Permanently unfit: obstructive lung disease

(Jaren later, in 2009, heb ik alsnog m’n duikbrevet gehaald. Dat was HIER, op een klein eilandje voor de Afrikaanse kust zonder doktoren, verklaringen en testjes. Het risico nam ik bewust. Vier jaar daarvoor was ik gestopt met roken en begonnen met hardlopen, en inmiddels was ik duizenden kilometers en een marathon verder en ging ik er –terecht of niet– vanuit dat mijn getrainde longen wel tegen een stootje zouden kunnen.)

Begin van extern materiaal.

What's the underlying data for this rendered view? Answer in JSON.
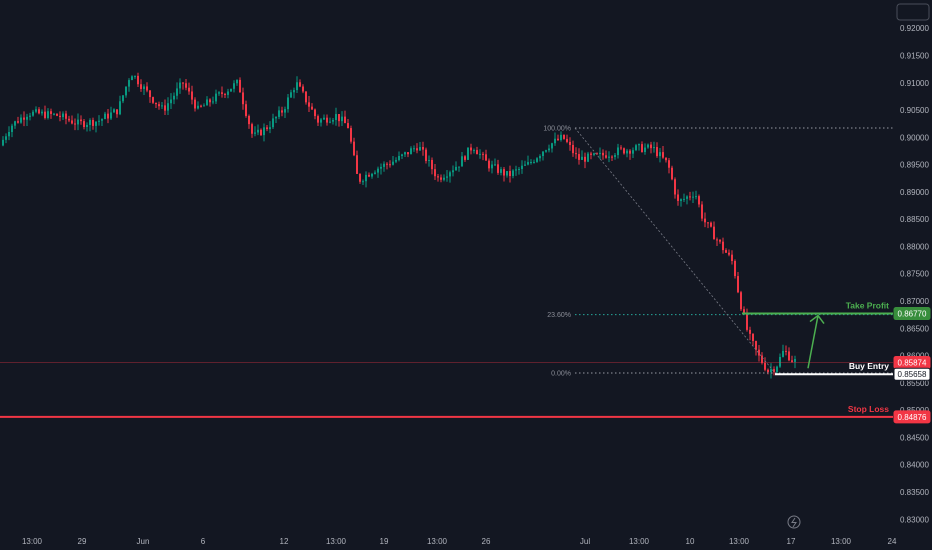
{
  "chart_data": {
    "type": "candlestick",
    "title": "",
    "y_ticks": [
      "0.92000",
      "0.91500",
      "0.91000",
      "0.90500",
      "0.90000",
      "0.89500",
      "0.89000",
      "0.88500",
      "0.88000",
      "0.87500",
      "0.87000",
      "0.86500",
      "0.86000",
      "0.85500",
      "0.85000",
      "0.84500",
      "0.84000",
      "0.83500",
      "0.83000"
    ],
    "x_ticks": [
      "13:00",
      "29",
      "Jun",
      "6",
      "12",
      "13:00",
      "19",
      "13:00",
      "26",
      "Jul",
      "13:00",
      "10",
      "13:00",
      "17",
      "13:00",
      "24"
    ],
    "ylim": [
      0.8295,
      0.9215
    ],
    "fib_levels": [
      {
        "label": "100.00%",
        "value": 0.9017
      },
      {
        "label": "23.60%",
        "value": 0.8675
      },
      {
        "label": "0.00%",
        "value": 0.8568
      }
    ],
    "levels": {
      "take_profit": {
        "label": "Take Profit",
        "value": 0.8677,
        "value_text": "0.86770",
        "color": "#4caf50"
      },
      "buy_entry": {
        "label": "Buy Entry",
        "value": 0.85658,
        "value_text": "0.85658",
        "color": "#ffffff"
      },
      "stop_loss": {
        "label": "Stop Loss",
        "value": 0.84876,
        "value_text": "0.84876",
        "color": "#f23645"
      },
      "current_price": {
        "value": 0.85874,
        "value_text": "0.85874",
        "color": "#f23645"
      }
    },
    "up_color": "#089981",
    "down_color": "#f23645",
    "grid": false,
    "icons": {
      "flash": "lightning-icon"
    }
  }
}
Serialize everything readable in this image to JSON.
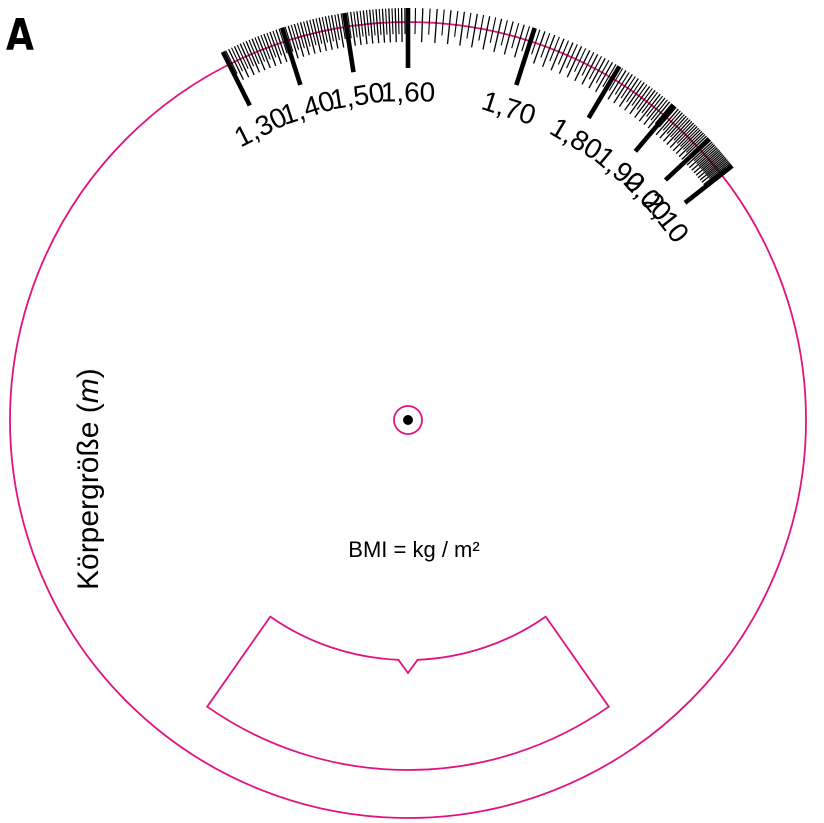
{
  "panel_letter": "A",
  "scale": {
    "start_value": 1.3,
    "end_value": 2.1,
    "labels": [
      "1,30",
      "1,40",
      "1,50",
      "1,60",
      "1,70",
      "1,80",
      "1,90",
      "2,00",
      "2,10"
    ]
  },
  "axis_label_main": "Körpergröße (",
  "axis_label_unit": "m",
  "axis_label_close": ")",
  "formula": "BMI = kg / m²",
  "colors": {
    "outline": "#e0147f",
    "ink": "#000000"
  }
}
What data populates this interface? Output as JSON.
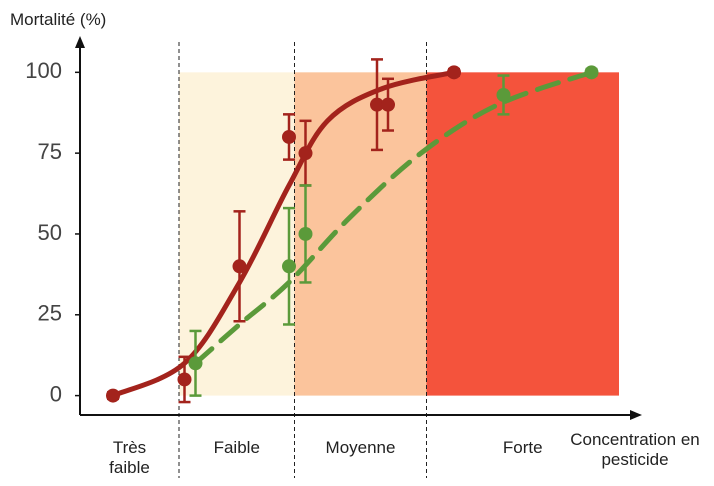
{
  "chart_data": {
    "type": "scatter",
    "y_label": "Mortalité (%)",
    "x_label": "Concentration en pesticide",
    "xlim": [
      0,
      100
    ],
    "ylim": [
      -6,
      110
    ],
    "yticks": [
      0,
      25,
      50,
      75,
      100
    ],
    "zones": {
      "labels": [
        "Très faible",
        "Faible",
        "Moyenne",
        "Forte"
      ],
      "edges": [
        0,
        18,
        39,
        63,
        98
      ],
      "colors": [
        "#ffffff",
        "#fdf3dc",
        "#fbc49c",
        "#f4533c"
      ],
      "top": 100
    },
    "series": [
      {
        "color": "#a3231c",
        "x": [
          6,
          19,
          29,
          38,
          41,
          54,
          56,
          68
        ],
        "values": [
          0,
          5,
          40,
          80,
          75,
          90,
          90,
          100
        ],
        "errors": [
          1,
          7,
          17,
          7,
          10,
          14,
          8,
          1
        ]
      },
      {
        "color": "#5b9a3a",
        "x": [
          21,
          38,
          41,
          77,
          93
        ],
        "values": [
          10,
          40,
          50,
          93,
          100
        ],
        "errors": [
          10,
          18,
          15,
          6,
          1
        ]
      }
    ],
    "fits": [
      {
        "color": "#a3231c",
        "dashed": false,
        "x": [
          6,
          19,
          29,
          38,
          45,
          55,
          68
        ],
        "values": [
          0,
          10,
          35,
          65,
          85,
          95,
          100
        ]
      },
      {
        "color": "#5b9a3a",
        "dashed": true,
        "x": [
          21,
          29,
          38,
          49,
          62,
          76,
          93
        ],
        "values": [
          10,
          22,
          35,
          55,
          75,
          90,
          100
        ]
      }
    ]
  }
}
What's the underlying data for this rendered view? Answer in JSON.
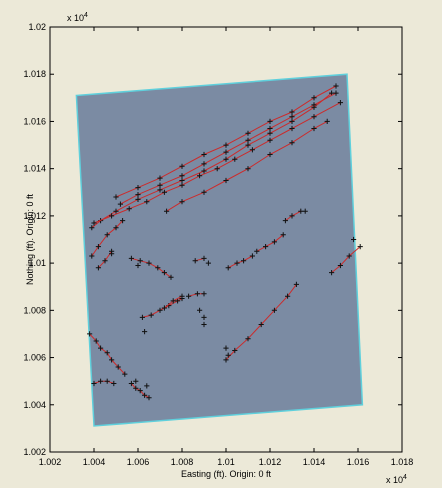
{
  "window": {
    "background": "#ece9d8"
  },
  "chart_data": {
    "type": "line",
    "title": "",
    "xlabel": "Easting (ft). Origin: 0 ft",
    "ylabel": "Nothing (ft). Origin: 0 ft",
    "xlim": [
      10020,
      10180
    ],
    "ylim": [
      10020,
      10200
    ],
    "x_ticks": [
      10020,
      10040,
      10060,
      10080,
      10100,
      10120,
      10140,
      10160,
      10180
    ],
    "y_ticks": [
      10020,
      10040,
      10060,
      10080,
      10100,
      10120,
      10140,
      10160,
      10180,
      10200
    ],
    "x_tick_labels": [
      "1.002",
      "1.004",
      "1.006",
      "1.008",
      "1.01",
      "1.012",
      "1.014",
      "1.016",
      "1.018"
    ],
    "y_tick_labels": [
      "1.002",
      "1.004",
      "1.006",
      "1.008",
      "1.01",
      "1.012",
      "1.014",
      "1.016",
      "1.018",
      "1.02"
    ],
    "x_exponent": {
      "base": "x 10",
      "power": "4"
    },
    "y_exponent": {
      "base": "x 10",
      "power": "4"
    },
    "grid": false,
    "colors": {
      "line": "#cc2b2b",
      "marker": "#111111",
      "image_fill": "#7b8ba3",
      "image_outline": "#5fd0dc"
    },
    "image_polygon": [
      [
        10032,
        10171
      ],
      [
        10155,
        10180
      ],
      [
        10162,
        10040
      ],
      [
        10040,
        10031
      ]
    ],
    "series": [
      {
        "x": [
          10039,
          10043,
          10050,
          10060,
          10070,
          10080,
          10090,
          10100,
          10110,
          10120,
          10130,
          10140,
          10148
        ],
        "y": [
          10115,
          10118,
          10122,
          10127,
          10131,
          10135,
          10139,
          10144,
          10150,
          10155,
          10160,
          10166,
          10172
        ]
      },
      {
        "x": [
          10050,
          10060,
          10070,
          10080,
          10090,
          10100,
          10110,
          10120,
          10130,
          10140,
          10150
        ],
        "y": [
          10128,
          10132,
          10136,
          10141,
          10146,
          10150,
          10155,
          10160,
          10164,
          10170,
          10175
        ]
      },
      {
        "x": [
          10052,
          10060,
          10070,
          10080,
          10090,
          10100,
          10110,
          10120,
          10130,
          10140,
          10150
        ],
        "y": [
          10125,
          10129,
          10133,
          10137,
          10142,
          10147,
          10152,
          10157,
          10162,
          10167,
          10172
        ]
      },
      {
        "x": [
          10040,
          10048,
          10056,
          10064,
          10072,
          10080,
          10088,
          10096,
          10104,
          10112,
          10120,
          10130,
          10140,
          10152
        ],
        "y": [
          10117,
          10120,
          10123,
          10126,
          10130,
          10133,
          10137,
          10140,
          10144,
          10148,
          10152,
          10157,
          10162,
          10168
        ]
      },
      {
        "x": [
          10073,
          10080,
          10090,
          10100,
          10110,
          10120,
          10130,
          10140,
          10146
        ],
        "y": [
          10122,
          10126,
          10130,
          10135,
          10140,
          10146,
          10151,
          10157,
          10160
        ]
      },
      {
        "x": [
          10039,
          10042,
          10046,
          10050,
          10053
        ],
        "y": [
          10103,
          10107,
          10112,
          10115,
          10118
        ]
      },
      {
        "x": [
          10042,
          10045,
          10048
        ],
        "y": [
          10098,
          10101,
          10105
        ]
      },
      {
        "x": [
          10057,
          10061,
          10065,
          10069,
          10072,
          10075
        ],
        "y": [
          10102,
          10101,
          10100,
          10098,
          10096,
          10094
        ]
      },
      {
        "x": [
          10062,
          10066,
          10070,
          10074,
          10078,
          10080
        ],
        "y": [
          10077,
          10078,
          10080,
          10082,
          10084,
          10085
        ]
      },
      {
        "x": [
          10072,
          10076,
          10080
        ],
        "y": [
          10081,
          10084,
          10086
        ]
      },
      {
        "x": [
          10083,
          10087,
          10090
        ],
        "y": [
          10086,
          10087,
          10087
        ]
      },
      {
        "x": [
          10086,
          10090
        ],
        "y": [
          10101,
          10102
        ]
      },
      {
        "x": [
          10101,
          10105,
          10108,
          10112
        ],
        "y": [
          10098,
          10100,
          10101,
          10103
        ]
      },
      {
        "x": [
          10114,
          10118,
          10122,
          10126
        ],
        "y": [
          10105,
          10107,
          10109,
          10112
        ]
      },
      {
        "x": [
          10127,
          10130,
          10134
        ],
        "y": [
          10118,
          10120,
          10122
        ]
      },
      {
        "x": [
          10148,
          10152,
          10156,
          10161
        ],
        "y": [
          10096,
          10099,
          10103,
          10107
        ]
      },
      {
        "x": [
          10100,
          10104,
          10110,
          10116,
          10122,
          10128,
          10132
        ],
        "y": [
          10059,
          10063,
          10068,
          10074,
          10080,
          10086,
          10091
        ]
      },
      {
        "x": [
          10038,
          10041,
          10043,
          10046,
          10048,
          10051,
          10054
        ],
        "y": [
          10070,
          10067,
          10064,
          10062,
          10059,
          10056,
          10053
        ]
      },
      {
        "x": [
          10040,
          10043,
          10046,
          10049
        ],
        "y": [
          10049,
          10050,
          10050,
          10049
        ]
      },
      {
        "x": [
          10057,
          10059,
          10061,
          10063,
          10065
        ],
        "y": [
          10049,
          10047,
          10046,
          10044,
          10043
        ]
      }
    ],
    "markers": [
      [
        10088,
        10080
      ],
      [
        10090,
        10077
      ],
      [
        10090,
        10074
      ],
      [
        10100,
        10064
      ],
      [
        10101,
        10061
      ],
      [
        10048,
        10104
      ],
      [
        10060,
        10099
      ],
      [
        10063,
        10071
      ],
      [
        10059,
        10050
      ],
      [
        10064,
        10048
      ],
      [
        10092,
        10100
      ],
      [
        10136,
        10122
      ],
      [
        10158,
        10110
      ]
    ]
  }
}
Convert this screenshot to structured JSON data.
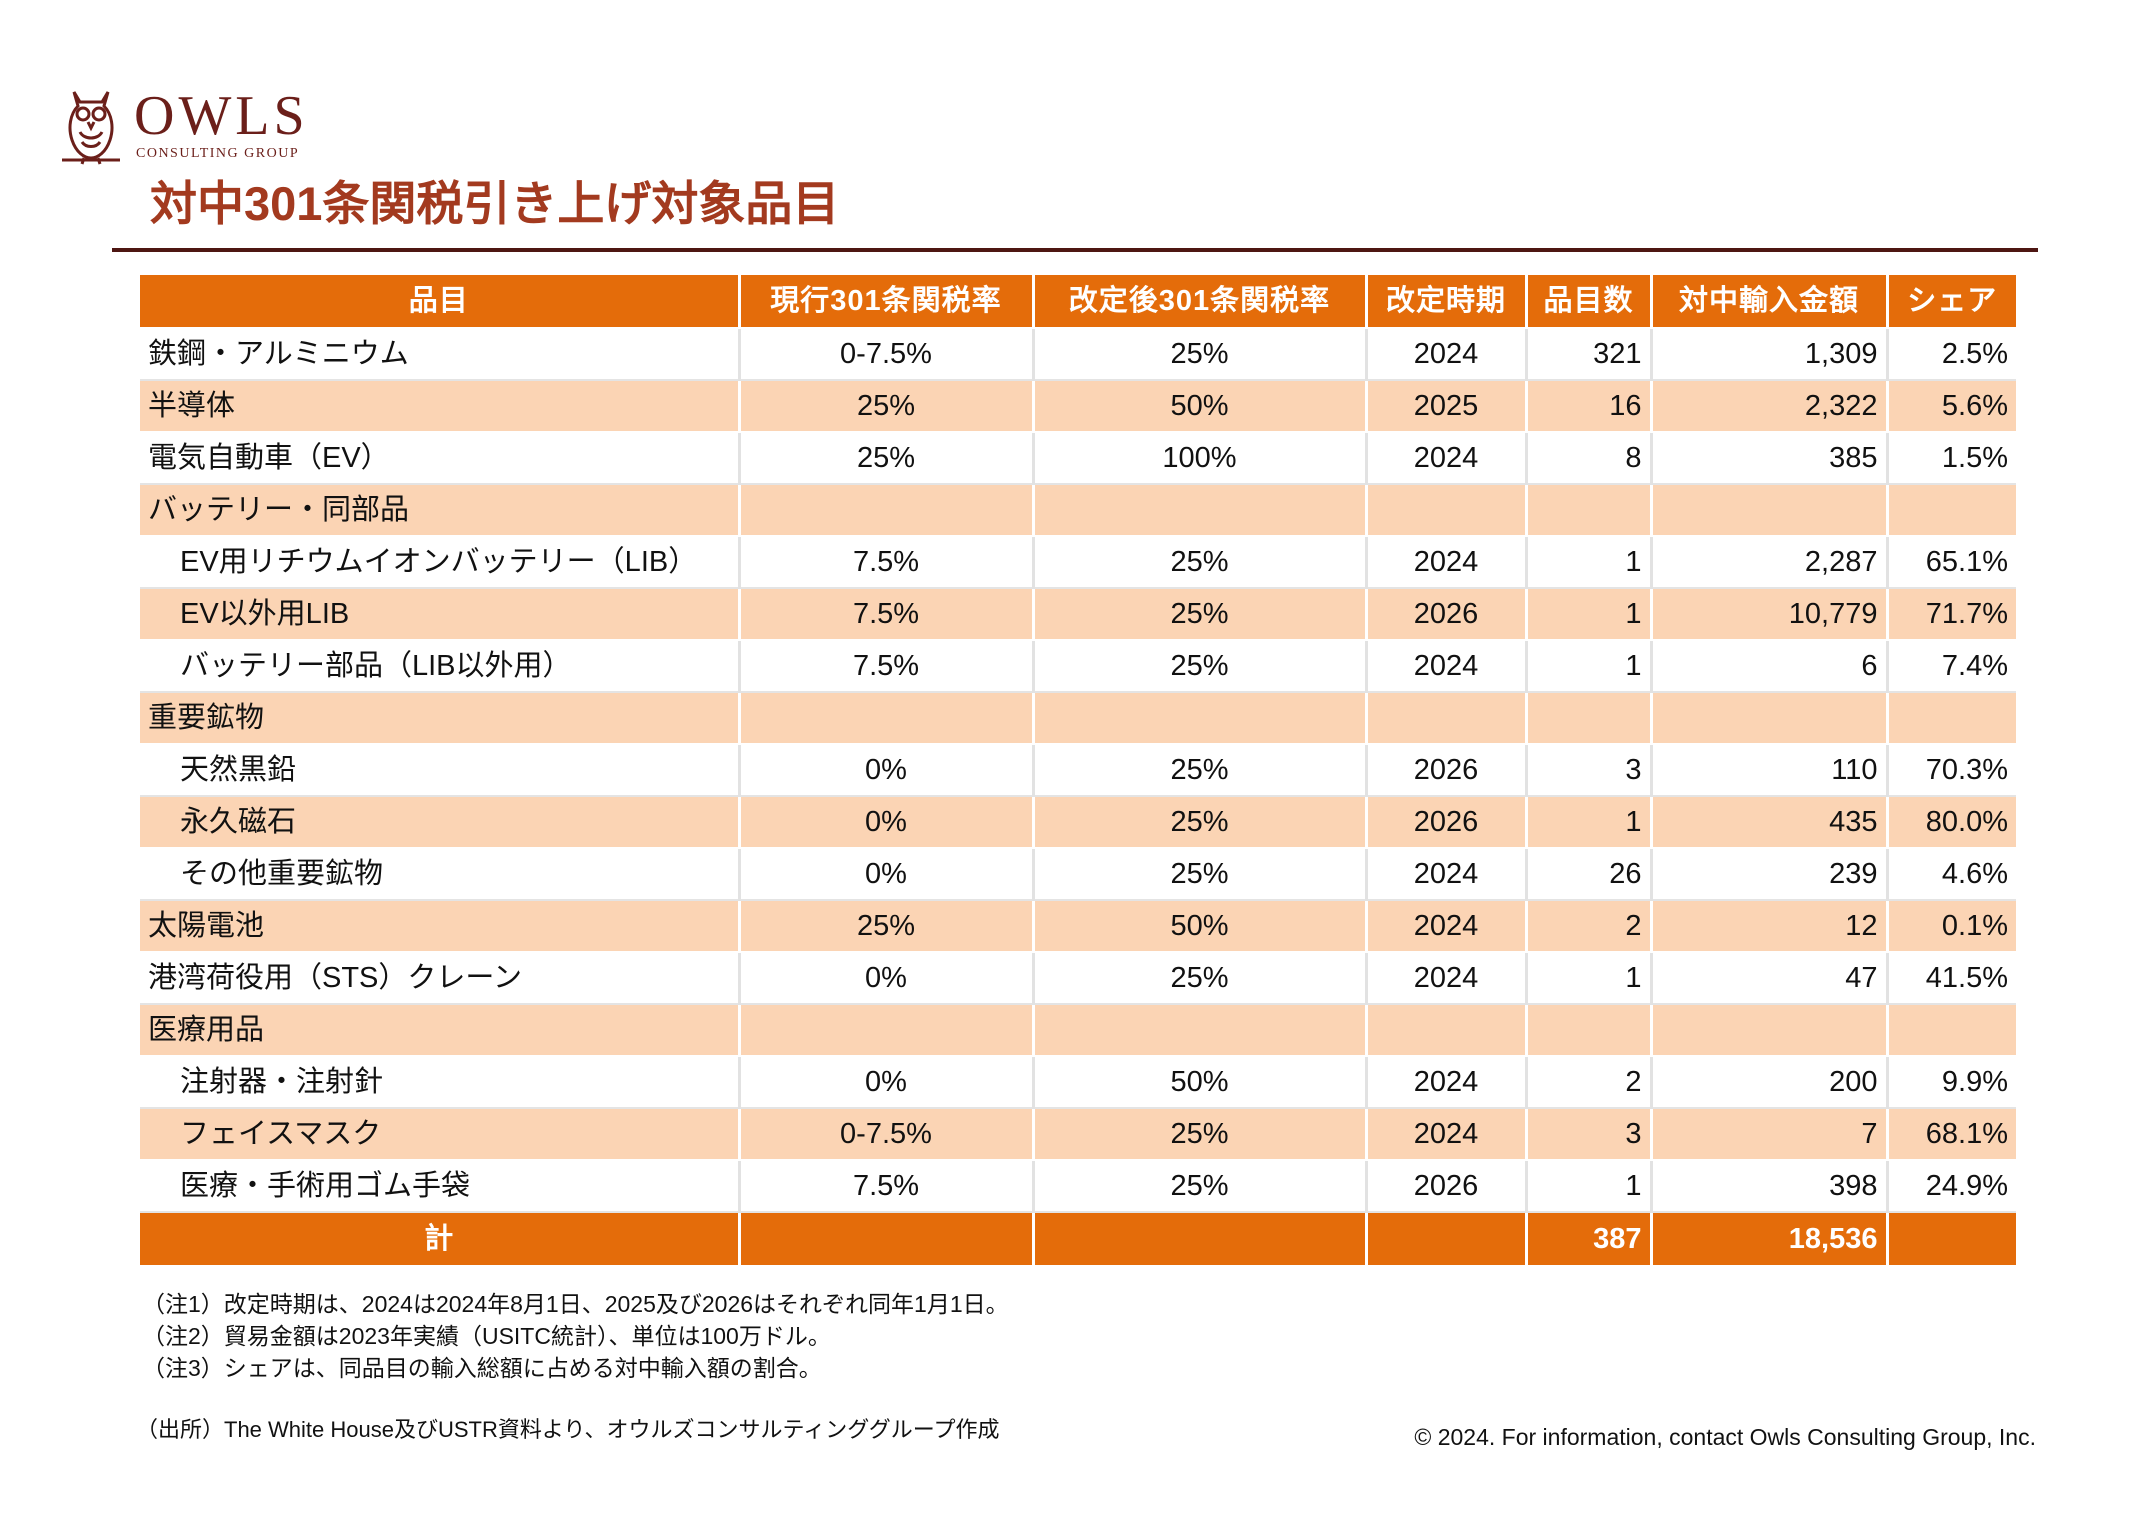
{
  "brand": {
    "name": "OWLS",
    "tagline": "CONSULTING GROUP",
    "color": "#6b1f1a"
  },
  "page_title": "対中301条関税引き上げ対象品目",
  "colors": {
    "header": "#e46c0a",
    "band": "#fbd4b4",
    "title": "#a33a1f"
  },
  "table": {
    "headers": [
      "品目",
      "現行301条関税率",
      "改定後301条関税率",
      "改定時期",
      "品目数",
      "対中輸入金額",
      "シェア"
    ],
    "rows": [
      {
        "name": "鉄鋼・アルミニウム",
        "current": "0-7.5%",
        "revised": "25%",
        "timing": "2024",
        "count": "321",
        "amount": "1,309",
        "share": "2.5%"
      },
      {
        "name": "半導体",
        "current": "25%",
        "revised": "50%",
        "timing": "2025",
        "count": "16",
        "amount": "2,322",
        "share": "5.6%"
      },
      {
        "name": "電気自動車（EV）",
        "current": "25%",
        "revised": "100%",
        "timing": "2024",
        "count": "8",
        "amount": "385",
        "share": "1.5%"
      },
      {
        "name": "バッテリー・同部品",
        "current": "",
        "revised": "",
        "timing": "",
        "count": "",
        "amount": "",
        "share": ""
      },
      {
        "name": "EV用リチウムイオンバッテリー（LIB）",
        "current": "7.5%",
        "revised": "25%",
        "timing": "2024",
        "count": "1",
        "amount": "2,287",
        "share": "65.1%"
      },
      {
        "name": "EV以外用LIB",
        "current": "7.5%",
        "revised": "25%",
        "timing": "2026",
        "count": "1",
        "amount": "10,779",
        "share": "71.7%"
      },
      {
        "name": "バッテリー部品（LIB以外用）",
        "current": "7.5%",
        "revised": "25%",
        "timing": "2024",
        "count": "1",
        "amount": "6",
        "share": "7.4%"
      },
      {
        "name": "重要鉱物",
        "current": "",
        "revised": "",
        "timing": "",
        "count": "",
        "amount": "",
        "share": ""
      },
      {
        "name": "天然黒鉛",
        "current": "0%",
        "revised": "25%",
        "timing": "2026",
        "count": "3",
        "amount": "110",
        "share": "70.3%"
      },
      {
        "name": "永久磁石",
        "current": "0%",
        "revised": "25%",
        "timing": "2026",
        "count": "1",
        "amount": "435",
        "share": "80.0%"
      },
      {
        "name": "その他重要鉱物",
        "current": "0%",
        "revised": "25%",
        "timing": "2024",
        "count": "26",
        "amount": "239",
        "share": "4.6%"
      },
      {
        "name": "太陽電池",
        "current": "25%",
        "revised": "50%",
        "timing": "2024",
        "count": "2",
        "amount": "12",
        "share": "0.1%"
      },
      {
        "name": "港湾荷役用（STS）クレーン",
        "current": "0%",
        "revised": "25%",
        "timing": "2024",
        "count": "1",
        "amount": "47",
        "share": "41.5%"
      },
      {
        "name": "医療用品",
        "current": "",
        "revised": "",
        "timing": "",
        "count": "",
        "amount": "",
        "share": ""
      },
      {
        "name": "注射器・注射針",
        "current": "0%",
        "revised": "50%",
        "timing": "2024",
        "count": "2",
        "amount": "200",
        "share": "9.9%"
      },
      {
        "name": "フェイスマスク",
        "current": "0-7.5%",
        "revised": "25%",
        "timing": "2024",
        "count": "3",
        "amount": "7",
        "share": "68.1%"
      },
      {
        "name": "医療・手術用ゴム手袋",
        "current": "7.5%",
        "revised": "25%",
        "timing": "2026",
        "count": "1",
        "amount": "398",
        "share": "24.9%"
      }
    ],
    "total": {
      "label": "計",
      "count": "387",
      "amount": "18,536"
    }
  },
  "notes": [
    "（注1）改定時期は、2024は2024年8月1日、2025及び2026はそれぞれ同年1月1日。",
    "（注2）貿易金額は2023年実績（USITC統計）、単位は100万ドル。",
    "（注3）シェアは、同品目の輸入総額に占める対中輸入額の割合。"
  ],
  "source": "（出所）The White House及びUSTR資料より、オウルズコンサルティンググループ作成",
  "copyright": "© 2024. For information, contact Owls Consulting Group, Inc."
}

In ieder geval gaf het ons ruim de gelegenheid om aan de zijde van Leanne Townsville en omgeving te verkennen. En we zijn nog wel een dagje de zee op geweest, naar het Kelso Reef, zodat Christel in ieder geval nog een beetje kon duiken en ik kon snorkelen. Al bij al vloog de week voorbij en voor we het wisten zaten we alweer in een huurauto, op weg naar het zuiden. Thuis in Nederland hadden we bedacht om de reis met een camper te doen, maar toen ik in eenmaal in Townsville ging rondbellen bleek er tot onze schrik geen camper meer te krijgen. Onze reis viel grotendeels in de Australische zomervakantie, het hoogseizoen. Even dreigde het vooruitzicht te moeten rondrijden in een zogeheten ‘Wicked Camper’, een psychedelisch beschilderd hippiebusje, te wow als je er van houdt maar wel erg opzichtig. Na uren bellen lukte het alsnog om een saai wit campertje te reserveren, maar pas een week later, en in Brisbane, 1300 kilometer zuidelijker. Daarom huurden we bij Hertz voor de eerste week een gewone auto.

Links rijden, even wennen. Stuur zat aan de andere kant en richtingwijzer en ruitenwisser waren ook omgedraaid. Bij de eerste vijf bochten gaven we dus keurig ruitenwisser aan, tot grote hilariteit van Leanne die –op de terugweg van Hertz– voor ons uit reed. Met nog wat laatste tips en adressen op zak namen we afscheid van Leanne. Het was een verrassende week geweest, waarin mijn zogenaamde verre familie dichterbij was gebleken dan ik had gedacht. Al noemden ze Frieswijk hier Frieswyk (spreek uit Fries-woe-iek), het bleef dezelfde naam, dezelfde clan, en dat schiep een voelbare band.

Toch waren we blij weer on the road te zijn. Er wachtte ons nog erg veel Australië...let's go!